Christie did not confess at the first meeting, but he made statements that prompted the Innocence Project staff to return with an interrogation expert from John G. Reid & Associates Inc., which trains police in interview and interrogation techniques. Christie confessed, revealing details that only the killer would know, Innocence Project officials say.

The District Attorney's Office and the Monroe County Sheriff's Office have since interviewed Christie, and he confessed to them also and revealed evidence that Manville's killer would have known, District Attorney Michael Green said Wednesday.

Innocence Project officials contend that investigators became too fixated on Sterling and ignored other possibilities.

"There's no question in this case the police officers had tunnel vision," said Innocence Project co-founder Peter Neufeld.

Green said the police work in the Manville homicide was solid. "I'm very uncomfortable going back and second-guessing what people did 19 years ago," he said.

Sterling's innocence and Christie's apparent admission to Manville's slaying link two of the most high-profile suburban homicides in the region in the past 30 years. The murder of Manville, a sprightly woman known for her vigorous daily walks along the same path where she was slain, sent tremors through Hilton. Similarly, the 1994 murder of Kali, who disappeared from her Pittsford townhouse complex, shocked the community and triggered a nationwide search for the cherubic blonde-haired youngster.

Sterling confessed in 1991 to Manville's murder. That statement, partly videotaped, was compelling enough to sway investigators, prosecutors, a jury, and multiple local and appellate judges who for years believed in the propriety of Sterling's conviction even when evidence arose that Christie may have been the real killer. But the videotaped portion of Sterling's 1991 statement represents a fragment of his total interrogation, and his supporters have long maintained that Sterling, frazzled and worn down, began telling investigators what they wanted to hear.

Manville's killer shot her twice with a pellet gun, beat her violently about her face and body, removed her pants and left her body in bushes near the Hilton trail.

Investigators questioned Sterling on July 11, 1991, after he'd finished a 36-hour shift as a truck driver. After he was questioned for nearly a dozen hours and showed a deceptive reading on a polygraph exam, Sterling told investigators that he had confronted Manville on the path and killed her because he believed she had falsely accused his brother of a crime.

A jury convicted him in September 1992 during a trial in which his attorney maintained that the confession was false and the result of an exhausted man in an almost trance-like state making false claims.

Within weeks of Sterling's conviction, and before his sentencing, teenagers came forward to tell authorities that Christie had said he in fact killed Manville. He told some of them that he had shot her with a pellet gun and beaten her viciously.

Authorities interviewed Christie, who said he'd lied in a weird attempt to make friends.

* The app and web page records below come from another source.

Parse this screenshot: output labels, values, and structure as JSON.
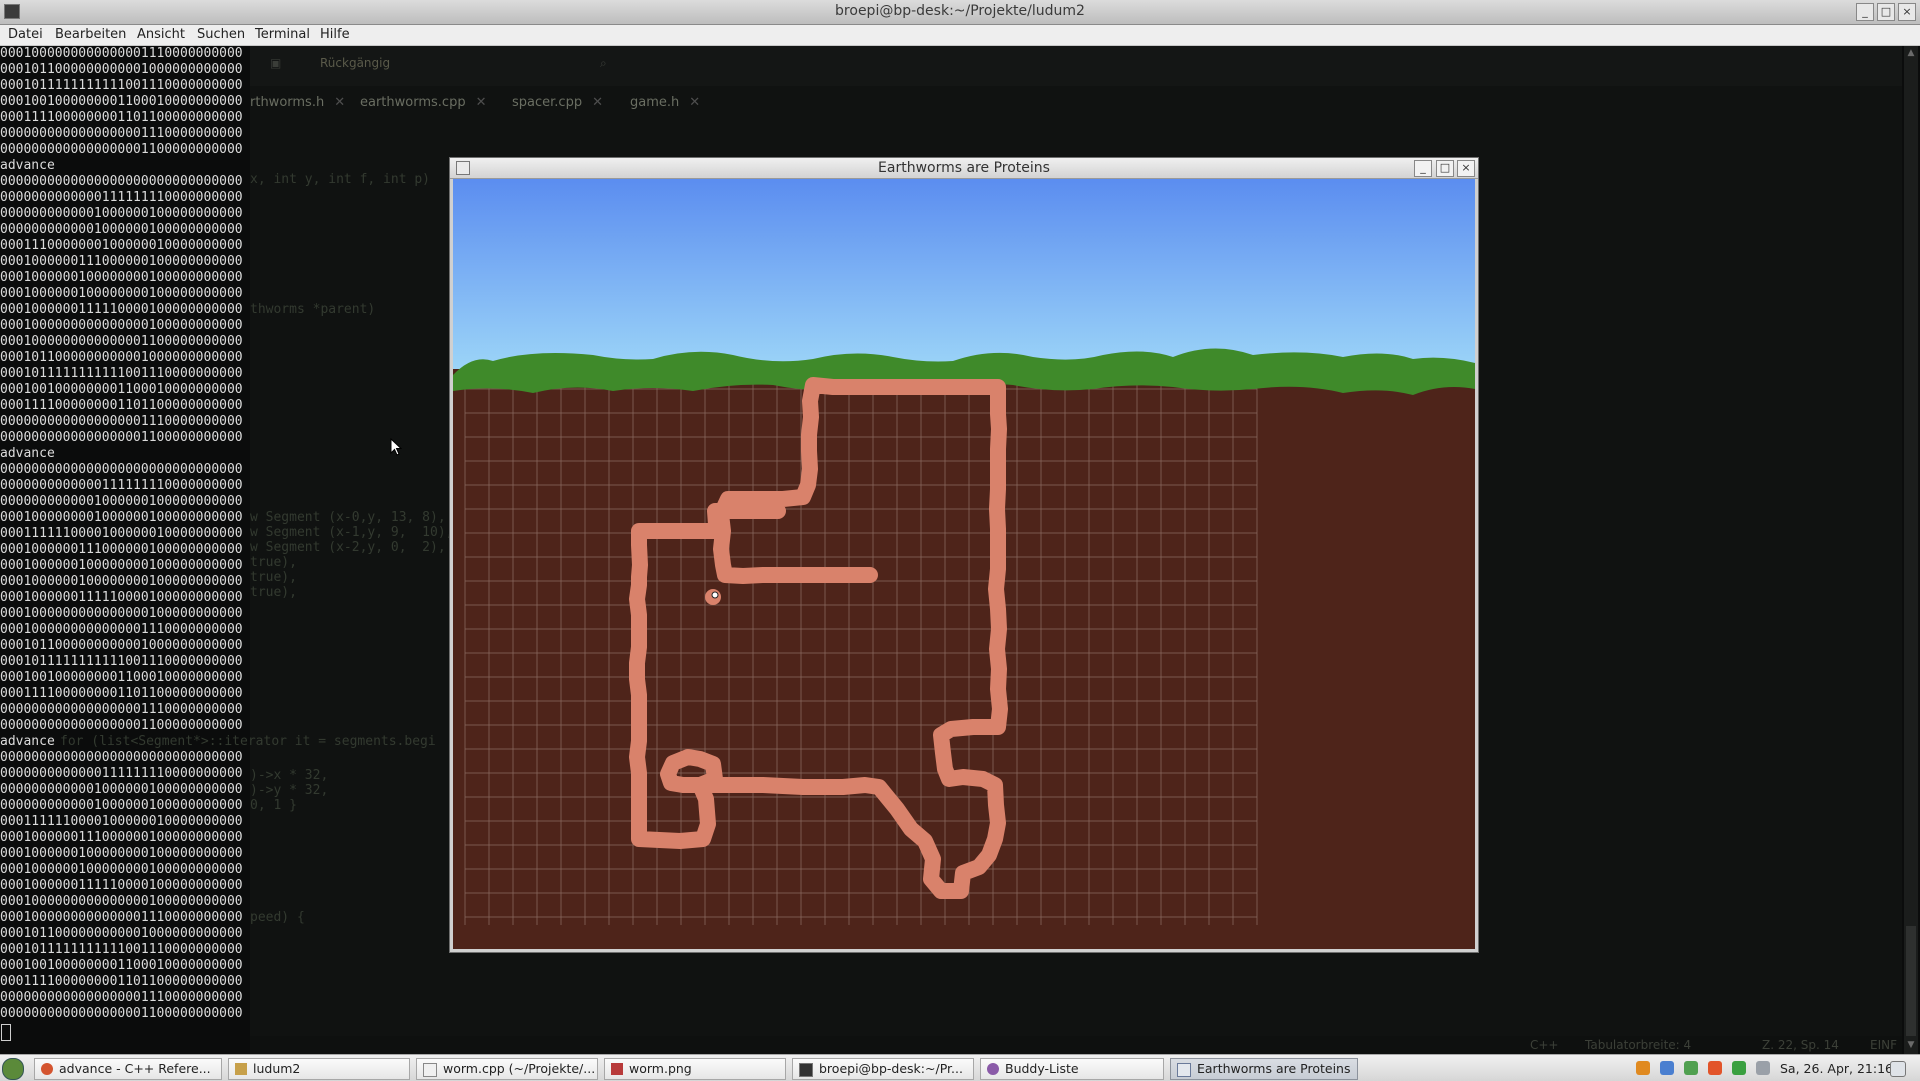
{
  "window": {
    "title": "broepi@bp-desk:~/Projekte/ludum2"
  },
  "menu": [
    "Datei",
    "Bearbeiten",
    "Ansicht",
    "Suchen",
    "Terminal",
    "Hilfe"
  ],
  "editor": {
    "toolbar_undo": "Rückgängig",
    "tabs": [
      "rthworms.h",
      "earthworms.cpp",
      "spacer.cpp",
      "game.h"
    ],
    "status": {
      "language": "C++",
      "tab_width": "Tabulatorbreite: 4",
      "position": "Z. 22, Sp. 14",
      "mode": "EINF"
    }
  },
  "terminal_lines": [
    "0001000000000000001110000000000",
    "0001011000000000001000000000000",
    "0001011111111111001110000000000",
    "0001001000000001100010000000000",
    "0001111000000001101100000000000",
    "0000000000000000001110000000000",
    "0000000000000000001100000000000",
    "advance",
    "0000000000000000000000000000000",
    "0000000000000111111110000000000",
    "0000000000001000000100000000000",
    "0000000000001000000100000000000",
    "0001110000000100000010000000000",
    "0001000000111000000100000000000",
    "0001000000100000000100000000000",
    "0001000000100000000100000000000",
    "0001000000111110000100000000000",
    "0001000000000000000100000000000",
    "0001000000000000001100000000000",
    "0001011000000000001000000000000",
    "0001011111111111001110000000000",
    "0001001000000001100010000000000",
    "0001111000000001101100000000000",
    "0000000000000000001110000000000",
    "0000000000000000001100000000000",
    "advance",
    "0000000000000000000000000000000",
    "0000000000000111111110000000000",
    "0000000000001000000100000000000",
    "0001000000001000000100000000000",
    "0001111110000100000010000000000",
    "0001000000111000000100000000000",
    "0001000000100000000100000000000",
    "0001000000100000000100000000000",
    "0001000000111110000100000000000",
    "0001000000000000000100000000000",
    "0001000000000000001110000000000",
    "0001011000000000001000000000000",
    "0001011111111111001110000000000",
    "0001001000000001100010000000000",
    "0001111000000001101100000000000",
    "0000000000000000001110000000000",
    "0000000000000000001100000000000",
    "advance",
    "0000000000000000000000000000000",
    "0000000000000111111110000000000",
    "0000000000001000000100000000000",
    "0000000000001000000100000000000",
    "0001111110000100000010000000000",
    "0001000000111000000100000000000",
    "0001000000100000000100000000000",
    "0001000000100000000100000000000",
    "0001000000111110000100000000000",
    "0001000000000000000100000000000",
    "0001000000000000001110000000000",
    "0001011000000000001000000000000",
    "0001011111111111001110000000000",
    "0001001000000001100010000000000",
    "0001111000000001101100000000000",
    "0000000000000000001110000000000",
    "0000000000000000001100000000000"
  ],
  "game": {
    "title": "Earthworms are Proteins",
    "colors": {
      "sky_top": "#5b8df0",
      "sky_bottom": "#9fd8f8",
      "grass": "#3f8a2a",
      "soil": "#4e241a",
      "grid": "#8a6a5f",
      "worm": "#d9826b"
    }
  },
  "taskbar": {
    "items": [
      {
        "label": "advance - C++ Refere...",
        "icon": "browser-icon"
      },
      {
        "label": "ludum2",
        "icon": "folder-icon"
      },
      {
        "label": "worm.cpp (~/Projekte/...",
        "icon": "editor-icon"
      },
      {
        "label": "worm.png",
        "icon": "image-icon"
      },
      {
        "label": "broepi@bp-desk:~/Pr...",
        "icon": "terminal-icon"
      },
      {
        "label": "Buddy-Liste",
        "icon": "chat-icon"
      },
      {
        "label": "Earthworms are Proteins",
        "icon": "window-icon",
        "active": true
      }
    ],
    "clock": "Sa, 26. Apr, 21:16"
  }
}
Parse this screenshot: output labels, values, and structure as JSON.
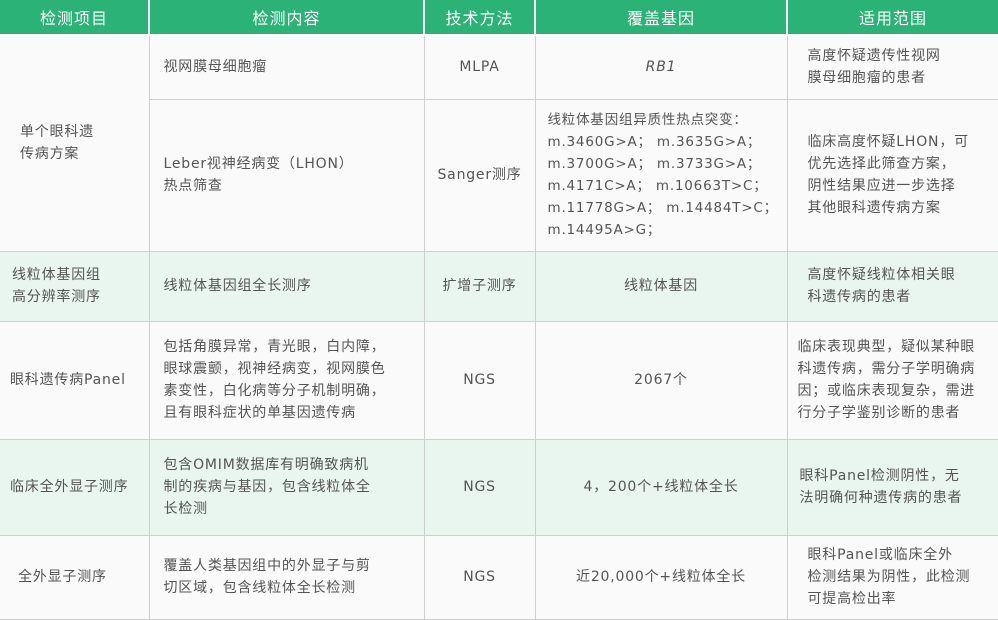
{
  "headers": [
    "检测项目",
    "检测内容",
    "技术方法",
    "覆盖基因",
    "适用范围"
  ],
  "rows": [
    {
      "item": "单个眼科遗传病方案",
      "item_lines": [
        "单个眼科遗",
        "传病方案"
      ],
      "sub": [
        {
          "content_lines": [
            "视网膜母细胞瘤"
          ],
          "method": "MLPA",
          "genes_lines": [
            "RB1"
          ],
          "scope_lines": [
            "高度怀疑遗传性视网",
            "膜母细胞瘤的患者"
          ]
        },
        {
          "content_lines": [
            "Leber视神经病变（LHON）",
            "热点筛查"
          ],
          "method": "Sanger测序",
          "genes_lines": [
            "线粒体基因组异质性热点突变：",
            "m.3460G>A； m.3635G>A；",
            "m.3700G>A； m.3733G>A；",
            "m.4171C>A； m.10663T>C；",
            "m.11778G>A； m.14484T>C；",
            "m.14495A>G；"
          ],
          "scope_lines": [
            "临床高度怀疑LHON，可",
            "优先选择此筛查方案，",
            "阴性结果应进一步选择",
            "其他眼科遗传病方案"
          ]
        }
      ]
    },
    {
      "item_lines": [
        "线粒体基因组",
        "高分辨率测序"
      ],
      "content_lines": [
        "线粒体基因组全长测序"
      ],
      "method": "扩增子测序",
      "genes_lines": [
        "线粒体基因"
      ],
      "scope_lines": [
        "高度怀疑线粒体相关眼",
        "科遗传病的患者"
      ]
    },
    {
      "item_lines": [
        "眼科遗传病Panel"
      ],
      "content_lines": [
        "包括角膜异常，青光眼，白内障，",
        "眼球震颤，视神经病变，视网膜色",
        "素变性，白化病等分子机制明确，",
        "且有眼科症状的单基因遗传病"
      ],
      "method": "NGS",
      "genes_lines": [
        "2067个"
      ],
      "scope_lines": [
        "临床表现典型，疑似某种眼",
        "科遗传病，需分子学明确病",
        "因；或临床表现复杂，需进",
        "行分子学鉴别诊断的患者"
      ]
    },
    {
      "item_lines": [
        "临床全外显子测序"
      ],
      "content_lines": [
        "包含OMIM数据库有明确致病机",
        "制的疾病与基因，包含线粒体全",
        "长检测"
      ],
      "method": "NGS",
      "genes_lines": [
        "4，200个+线粒体全长"
      ],
      "scope_lines": [
        "眼科Panel检测阴性，无",
        "法明确何种遗传病的患者"
      ]
    },
    {
      "item_lines": [
        "全外显子测序"
      ],
      "content_lines": [
        "覆盖人类基因组中的外显子与剪",
        "切区域，包含线粒体全长检测"
      ],
      "method": "NGS",
      "genes_lines": [
        "近20,000个+线粒体全长"
      ],
      "scope_lines": [
        "眼科Panel或临床全外",
        "检测结果为阴性，此检测",
        "可提高检出率"
      ]
    }
  ],
  "colors": {
    "header_bg": "#2bb276",
    "header_text": "#ffffff",
    "row_white": "#fafafa",
    "row_green": "#e8f6ef",
    "text": "#555555",
    "border": "#cfcfcf"
  }
}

The District Attorney's Office contended that Christie had nothing to do with Manville's murder, a judge ruled that there was insufficient evidence against Christie to revisit Sterling's conviction, and Sterling was sentenced to 25 years to life.

That, of course, left Christie free. In May 1994, he killed Kali.

Kali Ann Poulton vanished from the Gleason Estates townhouse complex early in the evening of May 23, 1994. Two years later, Christie admitted to his wife his involvement in Kali's killing. She called authorities, who questioned Christie and secured a confession. He took investigators to Kali's submerged body, which was in a cooling water tank at a Rochester business where he worked in 1994.

Manville's son, Robert, said Wednesday that the family never seems able to escape from news about his mother's murder. He said he still can't understand how Sterling gave a confession with information that prompted his conviction.

"I feel sorry for Sterling if he suffered for all that time," Manville said.

Asked whether there may be a final answer as to who killed his mother, Robert Manville, 68, answered: "It kind of looks that way. Or it's going to outlive me."